As the development of unconventional (e.g., tight gas, shales, coalbed methane) and under-pressured reservoirs has increased, so has the demand for innovative hydraulic fracture designs. The use of gases and foams has experienced a significant resurgence in popularity with the development of unconventional reservoirs and with the growing limitations on water supply in some areas. Until recently, the tools available for fracture design were not capable of modeling hydraulic fracturing with compressible fluids and non-isothermal treatments. Ribeiro and Sharma (2012b) presented a model that was capable of simulating hydraulic fracturing treatments with multi-phase, compressible fracturing fluids with changing temperature, phase behavior, and multi-phase leak-off during the treatment. The main objective of this paper is to show how such a model can be used for screening fracturing fluid candidates and for optimizing energized fracture treatments.
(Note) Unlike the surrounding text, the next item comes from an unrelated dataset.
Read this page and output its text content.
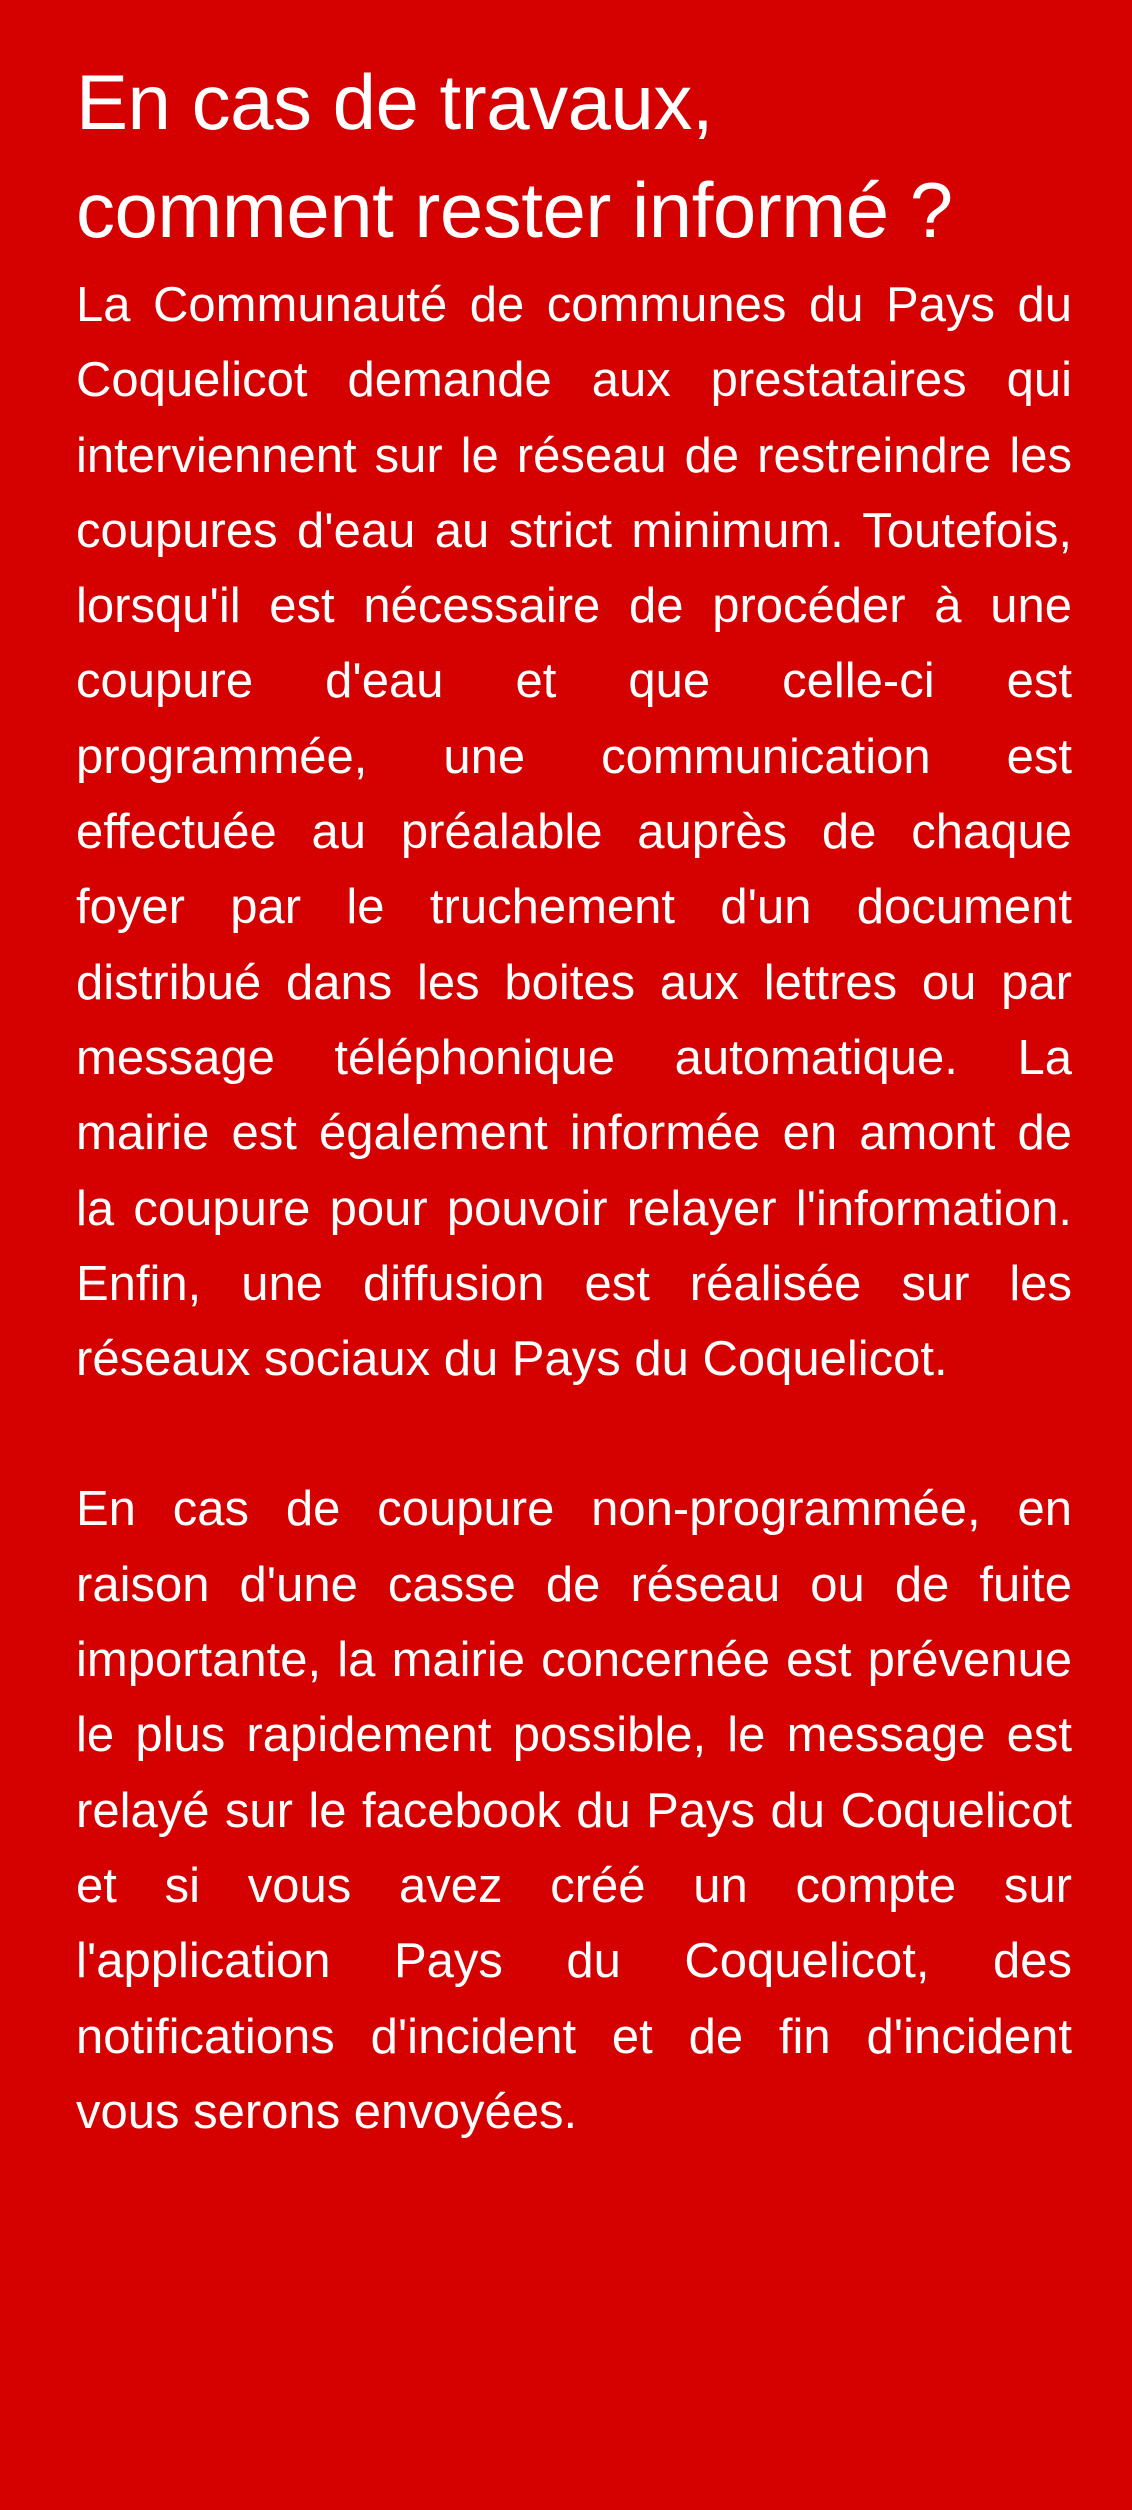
En cas de travaux,
comment rester informé ?

La Communauté de communes du Pays du Coquelicot demande aux prestataires qui interviennent sur le réseau de restreindre les coupures d'eau au strict minimum. Toutefois, lorsqu'il est nécessaire de procéder à une coupure d'eau et que celle-ci est programmée, une communication est effectuée au préalable auprès de chaque foyer par le truchement d'un document distribué dans les boites aux lettres ou par message téléphonique automatique. La mairie est également informée en amont de la coupure pour pouvoir relayer l'information. Enfin, une diffusion est réalisée sur les réseaux sociaux du Pays du Coquelicot.

En cas de coupure non-programmée, en raison d'une casse de réseau ou de fuite importante, la mairie concernée est prévenue le plus rapidement possible, le message est relayé sur le facebook du Pays du Coquelicot et si vous avez créé un compte sur l'application Pays du Coquelicot, des notifications d'incident et de fin d'incident vous serons envoyées.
In conducting this study, we have combined this 3-D compositional fracturing model with a multi-phase well-productivity model for hydraulically fractured wells. This paper presents results for slick water, linear gel, gelled CO2, gelled LPG, N2 foams and CO2 foams in a low permeability reservoir. The simulations showed that good proppant placement and high fracture conductivities can be achieved with foams and gelled fluid formulations. LPG, CO2, and high-quality foams prevent water invasion so they do not impede gas recovery because of water blocking or gel induced damage. In addition, several reservoir parameters appear to control well productivity and therefore fluid selection: (1) relative permeability curves, (2) initial gas saturation, (3) reservoir pressure, and (4) sensitivity to water. The benefits and disadvantages that must be considered when selecting a fracturing fluid are highlighted in this paper and a methodology is proposed to quantify these pros and cons.